The timing of Checkout.com’s decision to sever ties with Binance coincided with the closure of Binance Connect, the exchange’s business-oriented cryptocurrency trading division. This division had been supported by Checkout.com since its launch in March 2022.
Back in March 2022, Checkout.com collaborated with Binance to support the launch of Bifinity, later rebranded as Binance Connect. This fiat-to-crypto payments platform aimed to bridge the gap between businesses, merchants, and users in the cryptocurrency space. The platform facilitated cryptocurrency payments for merchants and enabled users to buy and sell digital assets.
Coinciding with the termination of the partnership with Checkout.com, Binance shut down the Binance Connect platform on August 16. However, the exchange’s announcement of the closure did not explicitly mention Checkout.com. Instead, it attributed the decision to “strategic reasons,” offering no further details.
The severance between Binance and Checkout.com marks a significant development in their journey within the crypto market. The collaboration, which began in March 2020, allowed Binance to establish market credibility, while Checkout.com aimed to transform its image from handling adult content payments. Their partnership yielded mutual benefits, including high transaction volumes and enhanced services.
Notably, Checkout.com processed transactions worth $300 million to $400 million for Binance recently. This move places Checkout.com among a growing list of payment providers distancing themselves from Binance amidst ongoing global investigations. In June, European payments provider PaySafe also terminated its collaboration with Binance.
The termination of Checkout.com’s partnership with Binance presents a setback, given Binance’s instrumental role in elevating the London-based payment processing company’s standing as a valuable European entity. Binance’s contribution to Checkout.com’s revenue through $2 billion in monthly transactions in 2021 fueled a $1 billion funding round, resulting in a valuation of $40 billion for Checkout.com.
It’s important to note that Binance is currently embroiled in legal disputes with U.S. regulators. In March, the Commodity Futures Trading Commission (CFTC) filed legal action against Binance, its CEO Changpeng Zhao, and former Chief Compliance Officer Samuel Lim. The charges included violations of the Commodity Exchange Act and federal regulations, accusing them of overseeing an “illegal” exchange and a misleading compliance program.
Subsequently, in June, the Securities and Exchange Commission (SEC) also filed a lawsuit against Binance and its CEO, alleging blatant disregard for federal securities laws and running an unregistered exchange. These ongoing legal battles have added to Binance’s challenges as it navigates a complex regulatory landscape.

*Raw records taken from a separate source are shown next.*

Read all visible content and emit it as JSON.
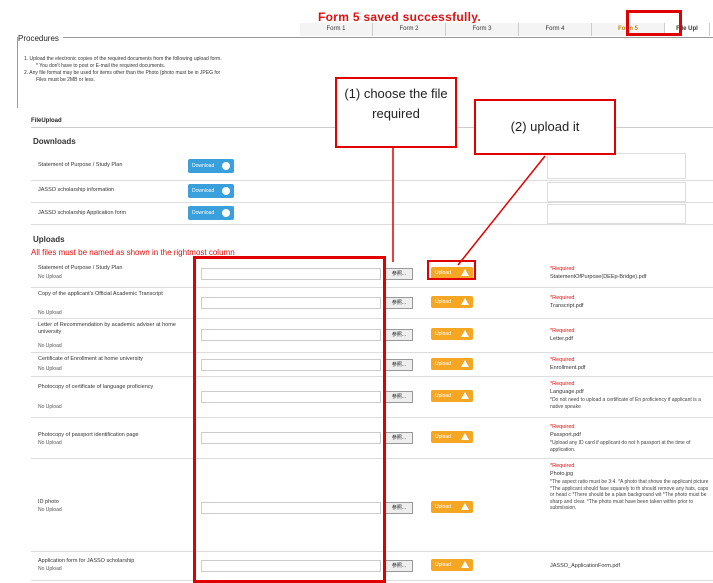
{
  "saved_message": "Form 5 saved successfully.",
  "tabs": [
    "Form 1",
    "Form 2",
    "Form 3",
    "Form 4",
    "Form 5",
    "File Upl"
  ],
  "procedures": {
    "title": "Procedures",
    "line1": "1.  Upload the electronic copies of the required documents from the following upload form.",
    "line1b": "* You don't have to post or E-mail the required documents.",
    "line2": "2.  Any file format may be used for items other than the Photo (photo must be in JPEG for",
    "line2b": "Files must be 2MB or less."
  },
  "fileupload_label": "FileUpload",
  "downloads": {
    "title": "Downloads",
    "button_label": "Download",
    "items": [
      "Statement of Purpose / Study Plan",
      "JASSO scholarship information",
      "JASSO scholarship Application form"
    ]
  },
  "uploads": {
    "title": "Uploads",
    "warning": "All files must be named as shown in the rightmost column",
    "browse_label": "参照...",
    "upload_label": "Upload",
    "items": [
      {
        "label": "Statement of Purpose / Study Plan",
        "status": "No Upload",
        "req": "*Required",
        "file": "StatementOfPurpose(DEEp-Bridge).pdf",
        "note": ""
      },
      {
        "label": "Copy of the applicant's Official Academic Transcript",
        "status": "No Upload",
        "req": "*Required",
        "file": "Transcript.pdf",
        "note": ""
      },
      {
        "label": "Letter of Recommendation by academic adviser at home university",
        "status": "No Upload",
        "req": "*Required",
        "file": "Letter.pdf",
        "note": ""
      },
      {
        "label": "Certificate of Enrollment at home university",
        "status": "No Upload",
        "req": "*Required",
        "file": "Enrollment.pdf",
        "note": ""
      },
      {
        "label": "Photocopy of certificate of language proficiency",
        "status": "No Upload",
        "req": "*Required",
        "file": "Language.pdf",
        "note": "*Do not need to upload a certificate of En proficiency if applicant is a native speake"
      },
      {
        "label": "Photocopy of passport identification page",
        "status": "No Upload",
        "req": "*Required",
        "file": "Passport.pdf",
        "note": "*Upload any ID card if applicant do not h passport at the time of application."
      },
      {
        "label": "ID photo",
        "status": "No Upload",
        "req": "*Required",
        "file": "Photo.jpg",
        "note": "*The aspect ratio must be 3:4. *A photo that shows the applicant picture *The applicant should fase squarely to th should remove any hats, caps or head c *There should be a plain background wit *The photo must be sharp and clear. *The photo must have been taken within prior to submission."
      },
      {
        "label": "Application form for JASSO scholarship",
        "status": "No Upload",
        "req": "",
        "file": "JASSO_ApplicationForm.pdf",
        "note": ""
      }
    ]
  },
  "callouts": {
    "choose": "(1) choose the file required",
    "upload": "(2) upload it"
  },
  "colors": {
    "accent_red": "#e00000",
    "upload_orange": "#f5a623",
    "download_blue": "#3aa0dc"
  }
}
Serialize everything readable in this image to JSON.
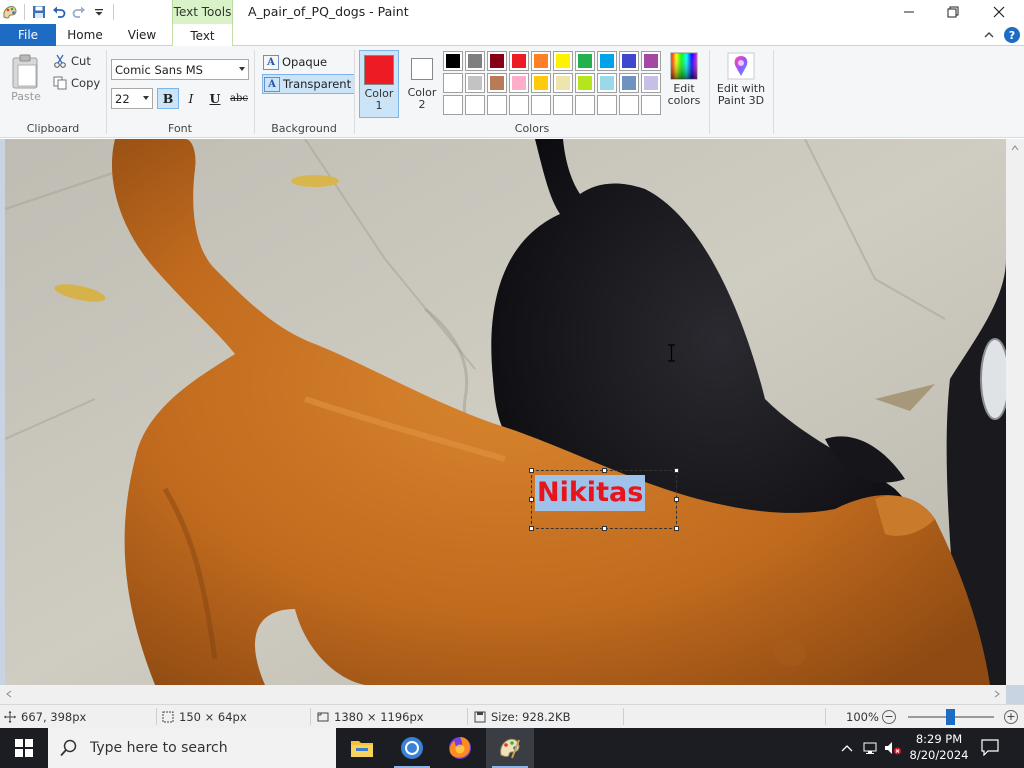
{
  "window": {
    "title": "A_pair_of_PQ_dogs - Paint",
    "contextual_tab": "Text Tools"
  },
  "tabs": {
    "file": "File",
    "home": "Home",
    "view": "View",
    "text": "Text"
  },
  "ribbon": {
    "clipboard": {
      "paste": "Paste",
      "cut": "Cut",
      "copy": "Copy",
      "group": "Clipboard"
    },
    "font": {
      "family": "Comic Sans MS",
      "size": "22",
      "bold": "B",
      "italic": "I",
      "underline": "U",
      "strike": "abc",
      "group": "Font"
    },
    "background": {
      "opaque": "Opaque",
      "transparent": "Transparent",
      "group": "Background"
    },
    "colors": {
      "color1_label": "Color",
      "color1_num": "1",
      "color1_value": "#ed1c24",
      "color2_label": "Color",
      "color2_num": "2",
      "color2_value": "#ffffff",
      "group": "Colors",
      "palette_row1": [
        "#000000",
        "#7f7f7f",
        "#880015",
        "#ed1c24",
        "#ff7f27",
        "#fff200",
        "#22b14c",
        "#00a2e8",
        "#3f48cc",
        "#a349a4"
      ],
      "palette_row2": [
        "#ffffff",
        "#c3c3c3",
        "#b97a57",
        "#ffaec9",
        "#ffc90e",
        "#efe4b0",
        "#b5e61d",
        "#99d9ea",
        "#7092be",
        "#c8bfe7"
      ],
      "edit_colors_line1": "Edit",
      "edit_colors_line2": "colors",
      "edit_paint3d_line1": "Edit with",
      "edit_paint3d_line2": "Paint 3D"
    }
  },
  "canvas": {
    "text_content": "Nikitas"
  },
  "status": {
    "cursor_pos": "667, 398px",
    "selection_size": "150 × 64px",
    "image_size": "1380 × 1196px",
    "file_size": "Size: 928.2KB",
    "zoom": "100%"
  },
  "taskbar": {
    "search_placeholder": "Type here to search",
    "time": "8:29 PM",
    "date": "8/20/2024"
  }
}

In conclusion, Binance’s contract termination by Checkout.com due to regulatory concerns highlights the increasing scrutiny faced by the crypto exchange. The severed partnership comes amidst Binance’s efforts to enhance compliance and trust with regulators, while it simultaneously grapples with ongoing legal disputes. The move raises questions about the future trajectory of both Binance and Checkout.com in the evolving cryptocurrency ecosystem.